Review
Copyright ©The Author(s) 2016. Published by Baishideng Publishing Group Inc. All rights reserved.
World J Gastroenterol. Nov 7, 2016; 22(41): 9044-9056
Published online Nov 7, 2016. doi: 10.3748/wjg.v22.i41.9044
Concise review: Interferon-free treatment of hepatitis C virus-associated cirrhosis and liver graft infection
Nina Weiler, Stefan Zeuzem, Martin-Walter Welker
Nina Weiler, Stefan Zeuzem, Martin-Walter Welker, Universitätsklinikum Frankfurt, Medizinische Klinik 1, 60590 Frankfurt, Germany
Author contributions: Weiler N and Welker MW contributed to literature research and wrote the paper; Zeuzem S revised the paper.
Conflict-of-interest statement: Weiler N, Consultancies/speaker’s bureau for Astellas, Novartis; Zeuzem S, Consultancies/speaker’s bureau for Abbvie, BMS, Gilead, Janssen, Merck; Welker MW, Consultancies/speaker’s fees: AbbVie, Amgen, Bayer, BMS, Gilead, Novartis, Roche. Travel Support: AbbVie, Astellas, Bayer, BMS, Novartis, Janssen, Roche.
Open-Access: This article is an open-access article which was selected by an in-house editor and fully peer-reviewed by external reviewers. It is distributed in accordance with the Creative Commons Attribution Non Commercial (CC BY-NC 4.0) license, which permits others to distribute, remix, adapt, build upon this work non-commercially, and license their derivative works on different terms, provided the original work is properly cited and the use is non-commercial. See: http://creativecommons.org/licenses/by-nc/4.0/
Correspondence to: Martin-Walter Welker, MD, Universitätsklinikum Frankfurt, Medizinische Klinik 1, Theodor-Stern-Kai 7, 60590 Frankfurt, Germany. welker@med.uni-frankfurt.de
Telephone: +49-69-63016557 Fax: +49-69-63015716
Received: May 14, 2016
Peer-review started: May 17, 2016
First decision: July 12, 2016
Revised: August 9, 2016
Accepted: October 19, 2016
Article in press: October 19, 2016
Published online: November 7, 2016
Processing time: 175 Days and 20.8 Hours
Abstract

Chronic hepatitis C is a major reason for development of cirrhosis and hepatocellular carcinoma and a leading cause for liver transplantation. The development of direct-acting antiviral agents lead to (pegylated) interferon-alfa free antiviral therapy regimens with a remarkable increase in sustained virologic response (SVR) rates and opened therapeutic options for patients with advanced cirrhosis and liver graft recipients. This concise review gives an overview about most current prospective trials and cohort analyses for treatment of patients with liver cirrhosis and liver graft recipients. In patients with compensated cirrhosis Child-Pugh-Turcotte (CTP) class A, all approved agents are safe and SVR rates do not significantly differ from patients without cirrhosis in general. In patients with decompensated cirrhosis CTP class B or C, daclastasvir, ledipasvir, velpatasvir, and sofosbuvir are approved, and SVR rates higher than 90% can be achieved. Especially for patients with a model of end stage liver disease score higher than 15 and therefore eligible for liver transplantation, data is scarce. Reported SVR rates in patients with cirrhosis CTP class C are lower compared to patients with a less severe liver disease. In liver transplant recipients with a maximum of CTP class A, SVR rates are comparable to patients without LT. Patients with decompensated graft cirrhosis should be treated on an individual basis.

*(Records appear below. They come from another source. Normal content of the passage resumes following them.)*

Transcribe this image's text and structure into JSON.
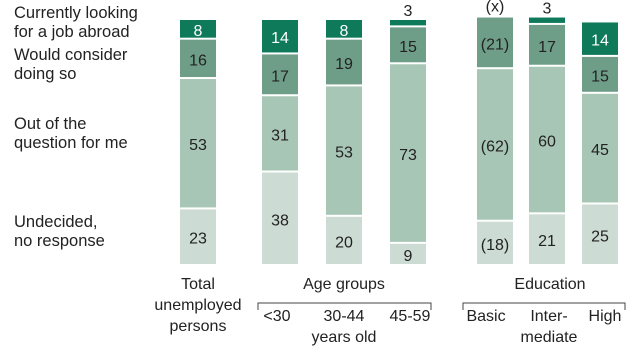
{
  "chart_data": {
    "type": "bar",
    "stacked": true,
    "normalized": "percent",
    "series": [
      {
        "name": "Currently looking for a job abroad",
        "label_lines": [
          "Currently looking",
          "for a job abroad"
        ],
        "color": "#0e7a5a",
        "values": [
          8,
          14,
          8,
          3,
          null,
          3,
          14
        ],
        "labels": [
          "8",
          "14",
          "8",
          "3",
          "(x)",
          "3",
          "14"
        ]
      },
      {
        "name": "Would consider doing so",
        "label_lines": [
          "Would consider",
          "doing so"
        ],
        "color": "#6f9e88",
        "values": [
          16,
          17,
          19,
          15,
          21,
          17,
          15
        ],
        "labels": [
          "16",
          "17",
          "19",
          "15",
          "(21)",
          "17",
          "15"
        ]
      },
      {
        "name": "Out of the question for me",
        "label_lines": [
          "Out of the",
          "question for me"
        ],
        "color": "#a8c6b6",
        "values": [
          53,
          31,
          53,
          73,
          62,
          60,
          45
        ],
        "labels": [
          "53",
          "31",
          "53",
          "73",
          "(62)",
          "60",
          "45"
        ]
      },
      {
        "name": "Undecided, no response",
        "label_lines": [
          "Undecided,",
          "no response"
        ],
        "color": "#ccdbd3",
        "values": [
          23,
          38,
          20,
          9,
          18,
          21,
          25
        ],
        "labels": [
          "23",
          "38",
          "20",
          "9",
          "(18)",
          "21",
          "25"
        ]
      }
    ],
    "bars": [
      {
        "group": 0,
        "label": ""
      },
      {
        "group": 1,
        "label": "<30"
      },
      {
        "group": 1,
        "label": "30-44"
      },
      {
        "group": 1,
        "label": "45-59"
      },
      {
        "group": 2,
        "label": "Basic"
      },
      {
        "group": 2,
        "label": "Inter-"
      },
      {
        "group": 2,
        "label": "High"
      }
    ],
    "groups": [
      {
        "title_lines": [
          "Total",
          "unemployed",
          "persons"
        ],
        "footer": ""
      },
      {
        "title_lines": [
          "Age groups"
        ],
        "footer": "years old"
      },
      {
        "title_lines": [
          "Education"
        ],
        "footer": "mediate"
      }
    ]
  }
}
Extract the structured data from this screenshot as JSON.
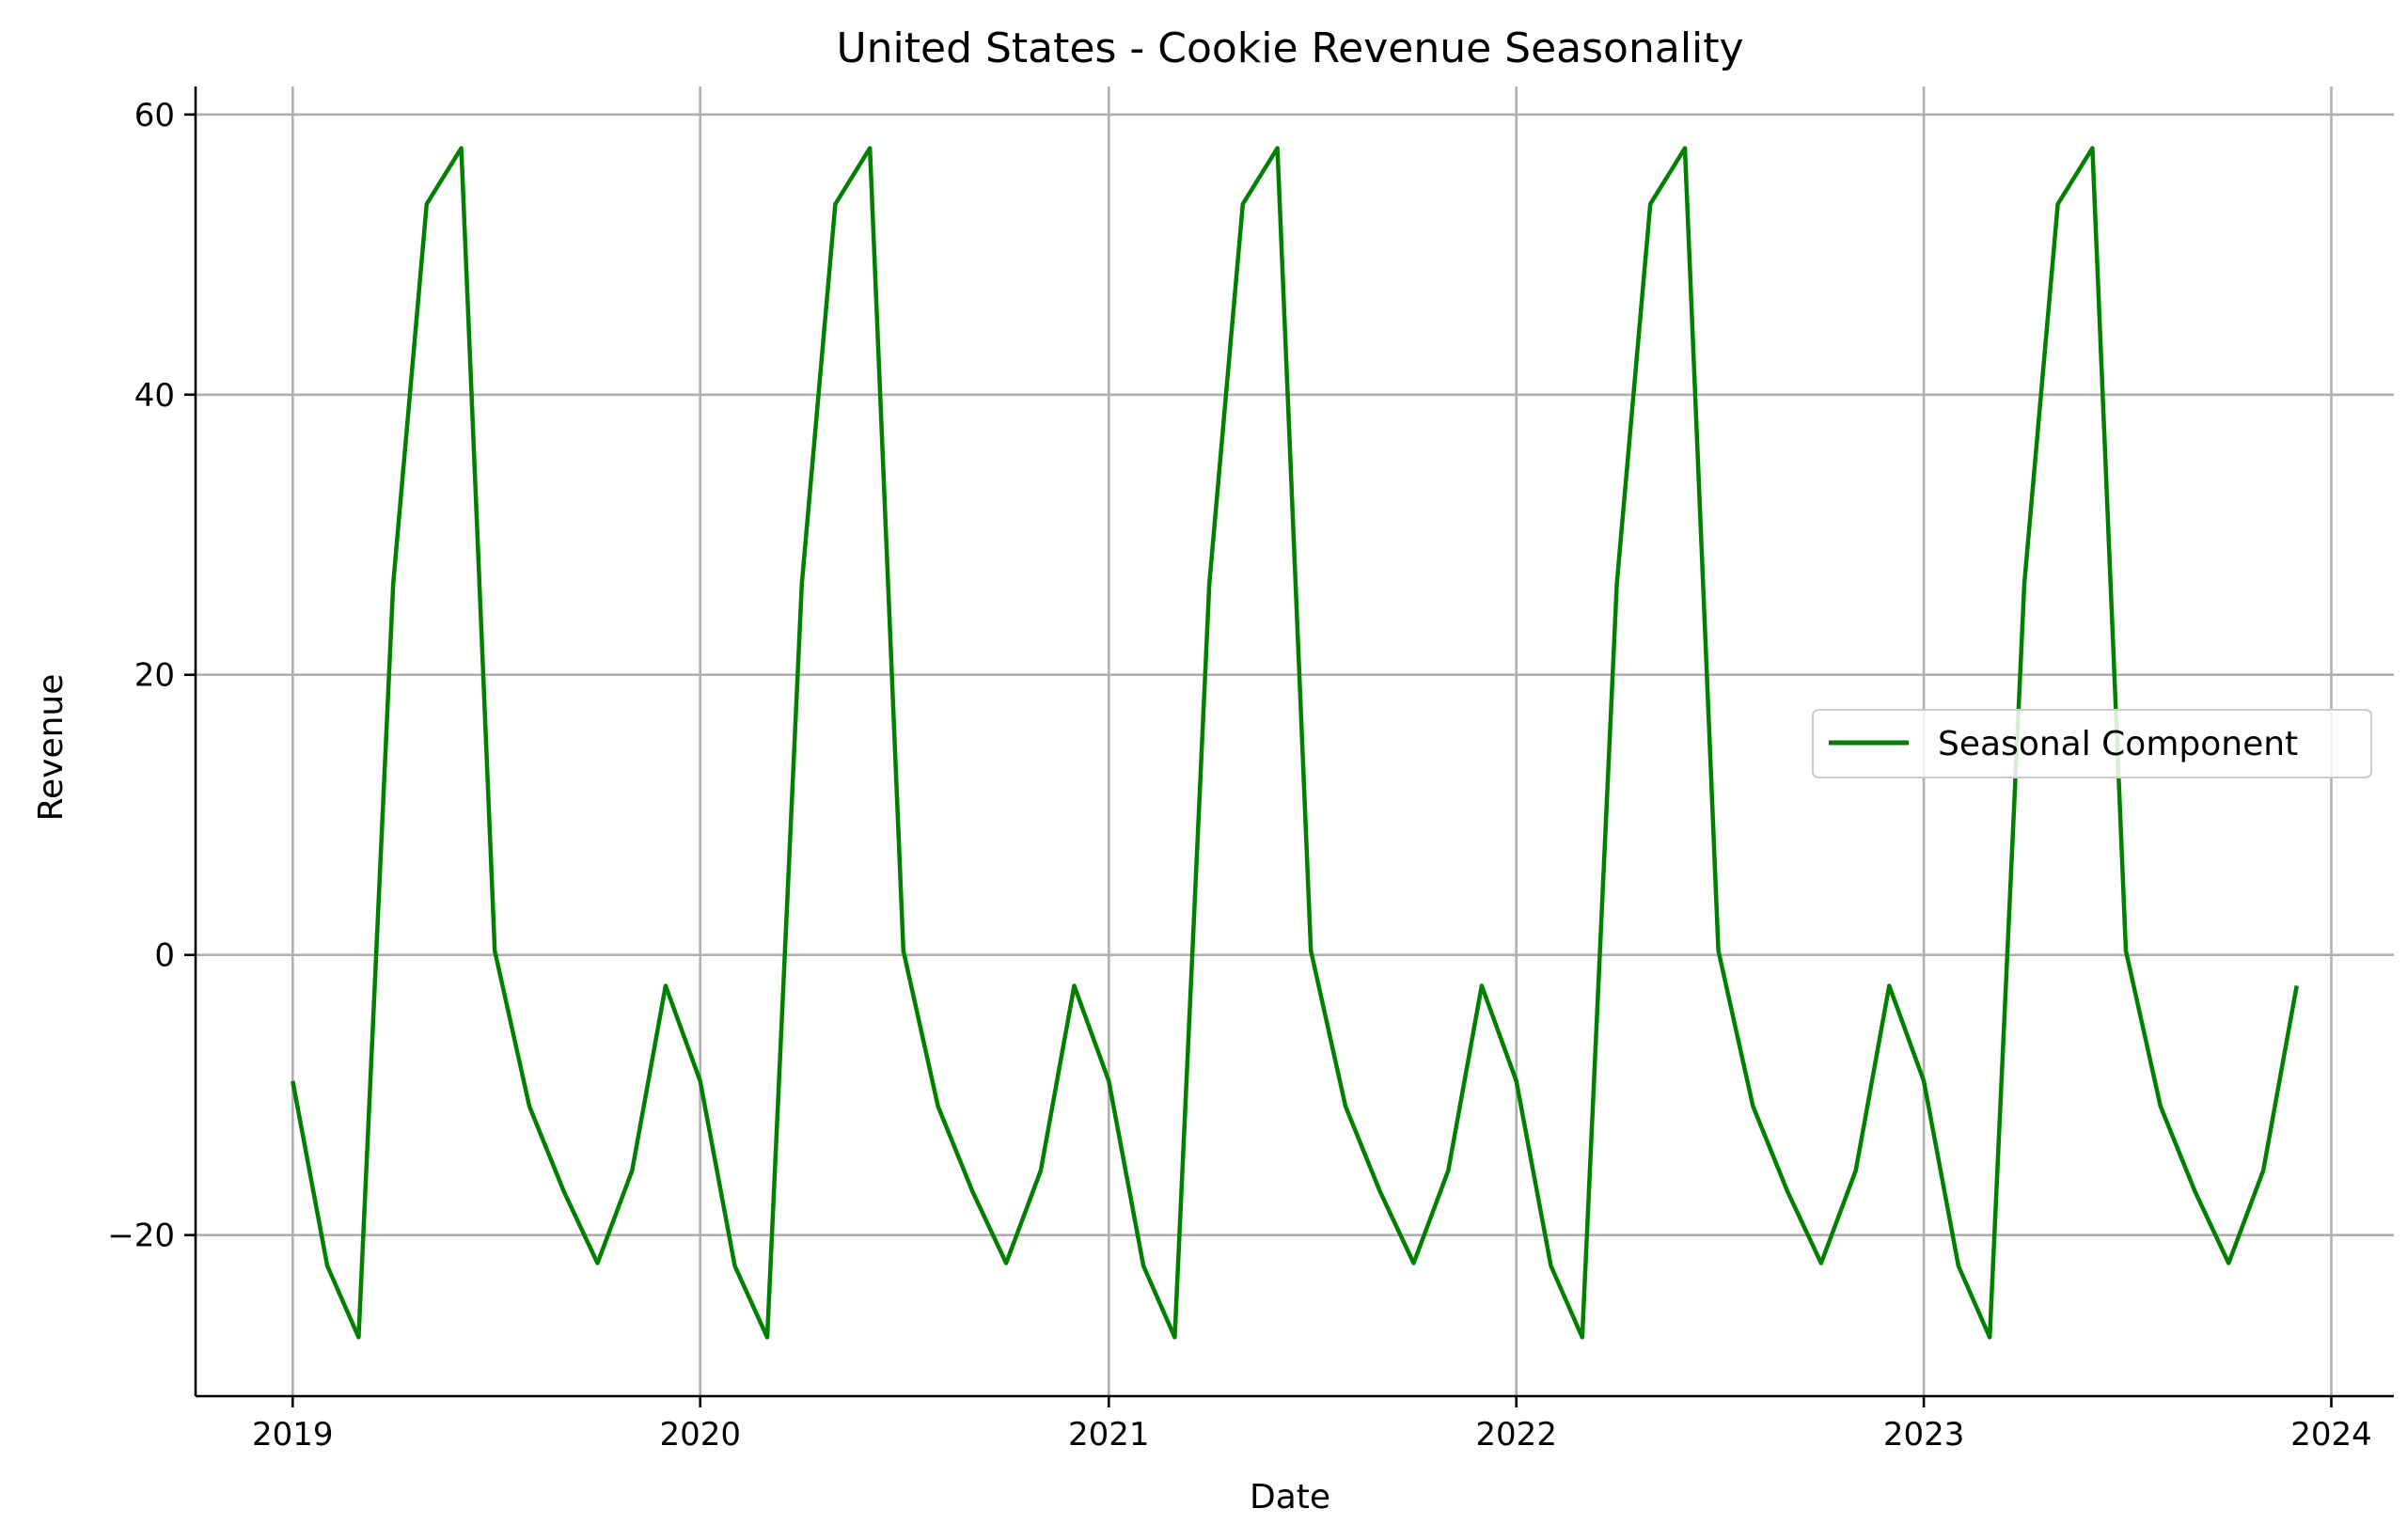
{
  "chart_data": {
    "type": "line",
    "title": "United States - Cookie Revenue Seasonality",
    "xlabel": "Date",
    "ylabel": "Revenue",
    "x_ticks": [
      "2019",
      "2020",
      "2021",
      "2022",
      "2023",
      "2024"
    ],
    "y_ticks": [
      -20,
      0,
      20,
      40,
      60
    ],
    "y_tick_labels": [
      "−20",
      "0",
      "20",
      "40",
      "60"
    ],
    "xlim": [
      "2018-10-06",
      "2024-02-26"
    ],
    "ylim": [
      -31.5,
      62
    ],
    "grid": true,
    "legend": {
      "position": "center-right"
    },
    "colors": {
      "series": "#008000",
      "grid": "#b0b0b0",
      "axes": "#000000"
    },
    "series": [
      {
        "name": "Seasonal Component",
        "x": [
          "2019-01-01",
          "2019-02-01",
          "2019-03-01",
          "2019-04-01",
          "2019-05-01",
          "2019-06-01",
          "2019-07-01",
          "2019-08-01",
          "2019-09-01",
          "2019-10-01",
          "2019-11-01",
          "2019-12-01",
          "2020-01-01",
          "2020-02-01",
          "2020-03-01",
          "2020-04-01",
          "2020-05-01",
          "2020-06-01",
          "2020-07-01",
          "2020-08-01",
          "2020-09-01",
          "2020-10-01",
          "2020-11-01",
          "2020-12-01",
          "2021-01-01",
          "2021-02-01",
          "2021-03-01",
          "2021-04-01",
          "2021-05-01",
          "2021-06-01",
          "2021-07-01",
          "2021-08-01",
          "2021-09-01",
          "2021-10-01",
          "2021-11-01",
          "2021-12-01",
          "2022-01-01",
          "2022-02-01",
          "2022-03-01",
          "2022-04-01",
          "2022-05-01",
          "2022-06-01",
          "2022-07-01",
          "2022-08-01",
          "2022-09-01",
          "2022-10-01",
          "2022-11-01",
          "2022-12-01",
          "2023-01-01",
          "2023-02-01",
          "2023-03-01",
          "2023-04-01",
          "2023-05-01",
          "2023-06-01",
          "2023-07-01",
          "2023-08-01",
          "2023-09-01",
          "2023-10-01",
          "2023-11-01",
          "2023-12-01"
        ],
        "values": [
          -9,
          -22.2,
          -27.3,
          26.5,
          53.6,
          57.6,
          0.3,
          -10.8,
          -16.9,
          -22,
          -15.4,
          -2.2,
          -9,
          -22.2,
          -27.3,
          26.5,
          53.6,
          57.6,
          0.3,
          -10.8,
          -16.9,
          -22,
          -15.4,
          -2.2,
          -9,
          -22.2,
          -27.3,
          26.5,
          53.6,
          57.6,
          0.3,
          -10.8,
          -16.9,
          -22,
          -15.4,
          -2.2,
          -9,
          -22.2,
          -27.3,
          26.5,
          53.6,
          57.6,
          0.3,
          -10.8,
          -16.9,
          -22,
          -15.4,
          -2.2,
          -9,
          -22.2,
          -27.3,
          26.5,
          53.6,
          57.6,
          0.3,
          -10.8,
          -16.9,
          -22,
          -15.4,
          -2.2
        ]
      }
    ]
  }
}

Keywords: Hepatitis C; Cirrhosis; Liver transplantation; Direct antiviral agents; Interferon-free antiviral treatment

Core tip: Chronic hepatitis C is a major reason for development of cirrhosis and a leading cause for liver transplantation. The development of direct-acting antiviral agents (DAA) offered new therapeutic options for patients with advanced cirrhosis and liver graft recipients. This review gives a high topical summary of most current therapeutic options of DAA-based antiviral therapy in patients with hepatitis C virus associated cirrhosis before and after liver transplantation.